CFOAB – Gostaria de falar de outros temas que julga importantes?
Márcio Nogueira – A minha bandeira principal é de transformação. É um mandato que quer transformar a Ordem, que abraça a tecnologia para transformar a Ordem e a Ordem servir melhor a advocacia, mas principalmente para que a Ordem tenha um papel de impulso na transformação da democracia. Uma luta que nós temos empreendido aqui na OAB de Rondônia é que o magistrado more na comarca em que ele judica. Esse é um ponto importante. A pandemia nos fez reinventar o modo como a Justiça funcionava e passamos a funcionar em telas. Eu acho incrível. Eu acho incrível que nós possamos fazer a Justiça acontecer de qualquer lugar, mas eu não acho que a Justiça caiba inteira numa tela de computador. Eu tenho defendido e lutado para que a Constituição Federal e a Loman sejam cumpridas e os magistrados residam na comarca em que judique. Eu tenho lutado para que o advogado tenha a sua prerrogativa de ir até o fórum, abrir a porta e encontrar o magistrado. Eu não tenho dúvida de que nós conseguimos resolver muitas coisas pela tela. Mas nada se compara a um olho no olho presencial. Eu defendo que a Ordem assuma um papel de protagonismo na construção desse novo sistema de Justiça. A Ordem não pode ser arrastada por esse processo. Ela tem que ser protagonista. A Ordem precisa defender um modelo de sistema de Justiça e lutar por ele. Há quem fale que o juiz pode morar em Miami, tanto faz, que o Judiciário pode funcionar inteiramente numa tela de computador. E eu acho que isso não é Justiça. E eu acho que a Ordem precisa assumir uma posição quanto a essa temática.

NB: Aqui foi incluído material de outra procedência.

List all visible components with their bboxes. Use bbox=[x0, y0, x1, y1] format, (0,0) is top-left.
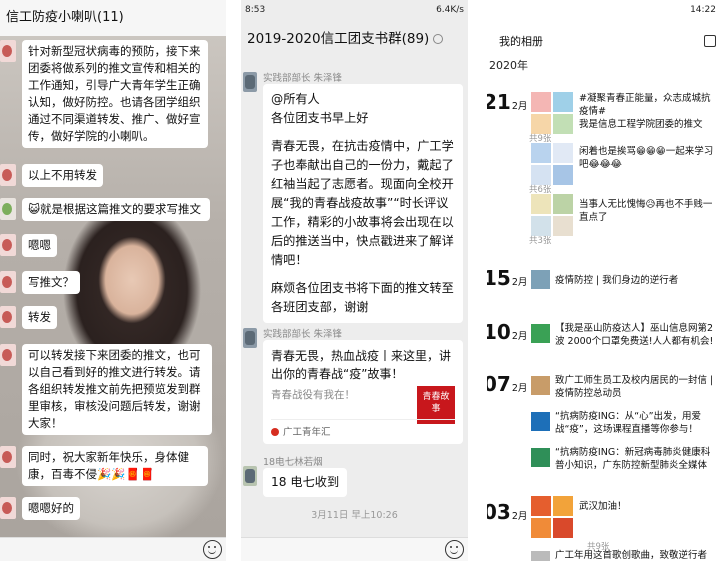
avatar[interactable] bbox=[243, 72, 257, 92]
input-bar[interactable] bbox=[241, 537, 468, 561]
date-day: 10 bbox=[487, 320, 511, 344]
message-paragraph: @所有人 各位团支书早上好 bbox=[271, 92, 369, 125]
message-bubble[interactable]: 同时，祝大家新年快乐，身体健康，百毒不侵🎉🎉🧧🧧 bbox=[22, 446, 208, 486]
avatar[interactable] bbox=[0, 271, 16, 293]
message-bubble[interactable]: 嗯嗯 bbox=[22, 234, 57, 257]
post-thumbnail bbox=[531, 412, 550, 431]
date-month: 2月 bbox=[511, 277, 528, 288]
message-paragraph: 麻烦各位团支书将下面的推文转至各班团支部，谢谢 bbox=[271, 281, 454, 314]
sender-name: 18电七林若烟 bbox=[263, 457, 323, 468]
avatar[interactable] bbox=[0, 164, 16, 186]
chat-title: 信工防疫小喇叭(11) bbox=[0, 0, 226, 36]
link-title: 青春无畏，热血战疫丨来这里，讲出你的青春战“疫”故事！ bbox=[271, 349, 452, 381]
avatar[interactable] bbox=[0, 198, 16, 220]
message-bubble[interactable]: 18 电七收到 bbox=[263, 468, 348, 497]
status-bar: 8:53 6.4K/s bbox=[241, 0, 468, 20]
message-bubble[interactable]: 可以转发接下来团委的推文，也可以自己看到好的推文进行转发。请各组织转发推文前先把… bbox=[22, 344, 212, 435]
message-bubble[interactable]: 嗯嗯好的 bbox=[22, 497, 80, 520]
date-day: 15 bbox=[487, 266, 511, 290]
post-text: 致广工师生员工及校内居民的一封信 | 疫情防控总动员 bbox=[555, 375, 714, 399]
chat-panel-group: 8:53 6.4K/s 2019-2020信工团支书群(89) 实践部部长 朱泽… bbox=[241, 0, 468, 561]
post-text: “抗病防疫ING：新冠病毒肺炎健康科普小知识，广东防控新型肺炎全媒体 bbox=[555, 447, 711, 471]
date-month: 2月 bbox=[511, 331, 528, 342]
date-day: 07 bbox=[487, 372, 511, 396]
chat-title-text: 2019-2020信工团支书群(89) bbox=[247, 31, 430, 47]
date-label: 212月 bbox=[487, 90, 527, 114]
avatar[interactable] bbox=[0, 446, 16, 468]
chat-title: 2019-2020信工团支书群(89) bbox=[247, 22, 444, 56]
post-text: 广工年用这首歌创歌曲，致敬逆行者 bbox=[555, 550, 708, 561]
post-subtext: 我是信息工程学院团委的推文 bbox=[579, 119, 703, 130]
post-thumbnail bbox=[531, 194, 573, 236]
sender-name: 实践部部长 朱泽锋 bbox=[263, 73, 343, 84]
mute-icon bbox=[433, 34, 444, 44]
status-time: 8:53 bbox=[245, 5, 266, 15]
message-bubble[interactable]: 😺就是根据这篇推文的要求写推文 bbox=[22, 198, 210, 221]
year-label: 2020年 bbox=[489, 59, 528, 72]
link-card[interactable]: 青春无畏，热血战疫丨来这里，讲出你的青春战“疫”故事！ 青春战役有我在！ 青春故… bbox=[263, 340, 463, 444]
avatar[interactable] bbox=[243, 466, 257, 486]
post-text: 闲着也是挨骂😁😁😁一起来学习吧😂😂😂 bbox=[579, 146, 714, 170]
post-thumbnail bbox=[531, 376, 550, 395]
date-label: 102月 bbox=[487, 320, 527, 344]
post-thumbnail bbox=[531, 270, 550, 289]
link-description: 青春战役有我在！ bbox=[271, 389, 355, 401]
date-label: 152月 bbox=[487, 266, 527, 290]
link-source-name: 广工青年汇 bbox=[283, 427, 331, 438]
avatar[interactable] bbox=[0, 40, 16, 62]
album-panel: 14:22 我的相册 2020年 212月 #凝聚青春正能量，众志成城抗疫情# … bbox=[487, 0, 720, 561]
status-speed: 6.4K/s bbox=[436, 5, 464, 15]
avatar[interactable] bbox=[0, 344, 16, 366]
message-bubble[interactable]: 写推文？ bbox=[22, 271, 80, 294]
date-month: 2月 bbox=[511, 511, 528, 522]
post-text: 疫情防控 | 我们身边的逆行者 bbox=[555, 275, 679, 286]
photo-count: 共3张 bbox=[529, 236, 552, 246]
date-label: 032月 bbox=[487, 500, 527, 524]
post-text: “抗病防疫ING：从“心”出发，用爱战“疫”，这场课程直播等你参与！ bbox=[555, 411, 702, 435]
new-post-icon[interactable] bbox=[704, 35, 716, 47]
date-month: 2月 bbox=[511, 101, 528, 112]
avatar[interactable] bbox=[0, 234, 16, 256]
chat-panel-loudspeaker: 信工防疫小喇叭(11) 针对新型冠状病毒的预防，接下来团委将做系列的推文宣传和相… bbox=[0, 0, 226, 561]
page-title: 我的相册 bbox=[499, 35, 543, 48]
post-thumbnail bbox=[531, 496, 573, 538]
post-thumbnail bbox=[531, 92, 573, 134]
post-thumbnail bbox=[531, 551, 550, 561]
message-bubble[interactable]: @所有人 各位团支书早上好 青春无畏，在抗击疫情中，广工学子也奉献出自己的一份力… bbox=[263, 84, 463, 323]
avatar[interactable] bbox=[243, 328, 257, 348]
status-time: 14:22 bbox=[690, 5, 716, 15]
date-day: 03 bbox=[487, 500, 511, 524]
date-month: 2月 bbox=[511, 383, 528, 394]
avatar[interactable] bbox=[0, 306, 16, 328]
message-bubble[interactable]: 针对新型冠状病毒的预防，接下来团委将做系列的推文宣传和相关的工作通知，引导广大青… bbox=[22, 40, 208, 148]
post-text: #凝聚青春正能量，众志成城抗疫情# bbox=[579, 93, 711, 117]
sender-name: 实践部部长 朱泽锋 bbox=[263, 329, 343, 340]
emoji-icon[interactable] bbox=[445, 540, 464, 559]
post-text: 【我是巫山防疫达人】巫山信息网第2波 2000个口罩免费送!人人都有机会! bbox=[555, 323, 714, 347]
input-bar[interactable] bbox=[0, 537, 226, 561]
message-bubble[interactable]: 转发 bbox=[22, 306, 57, 329]
source-logo-icon bbox=[271, 428, 279, 436]
emoji-icon[interactable] bbox=[203, 540, 222, 559]
timestamp: 3月11日 早上10:26 bbox=[311, 510, 398, 521]
link-source: 广工青年汇 bbox=[271, 419, 455, 438]
post-thumbnail bbox=[531, 324, 550, 343]
post-text: 当事人无比愧悔😥再也不手贱一直点了 bbox=[579, 199, 713, 223]
post-thumbnail bbox=[531, 143, 573, 185]
post-thumbnail bbox=[531, 448, 550, 467]
message-bubble[interactable]: 以上不用转发 bbox=[22, 164, 103, 187]
status-bar: 14:22 bbox=[487, 0, 720, 20]
post-text: 武汉加油！ bbox=[579, 501, 627, 512]
message-paragraph: 青春无畏，在抗击疫情中，广工学子也奉献出自己的一份力，戴起了红袖当起了志愿者。现… bbox=[271, 139, 454, 267]
avatar[interactable] bbox=[0, 497, 16, 519]
date-day: 21 bbox=[487, 90, 511, 114]
album-header: 我的相册 bbox=[487, 30, 720, 54]
date-label: 072月 bbox=[487, 372, 527, 396]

CFOAB – Falamos da importância da OAB para advocacia, mas o senhor também mencionou o papel de destaque da OAB na sociedade. Como tem que ser essa atuação?
Márcio Nogueira – Grande parte da força que nós temos da Constituição vem do papel que nós temos exercido ao longo do tempo na defesa da democracia. Quanto mais a Ordem se coloca como a voz da sociedade, mas tem força para defender a advocacia. Eu defendo muito e tenho praticado uma gestão que se coloca no fortalecimento de temas de interesse coletivos, mas sempre com a preocupação de não assumir qualquer posição político-partidária. Mas é uma linha tênue e a gente precisa ter atenção com ela. Não há espaço para a OAB na vida político-partidária. Uma Ordem que vocaliza o sentimento da sociedade, mas sem assumir uma pauta político-partidária.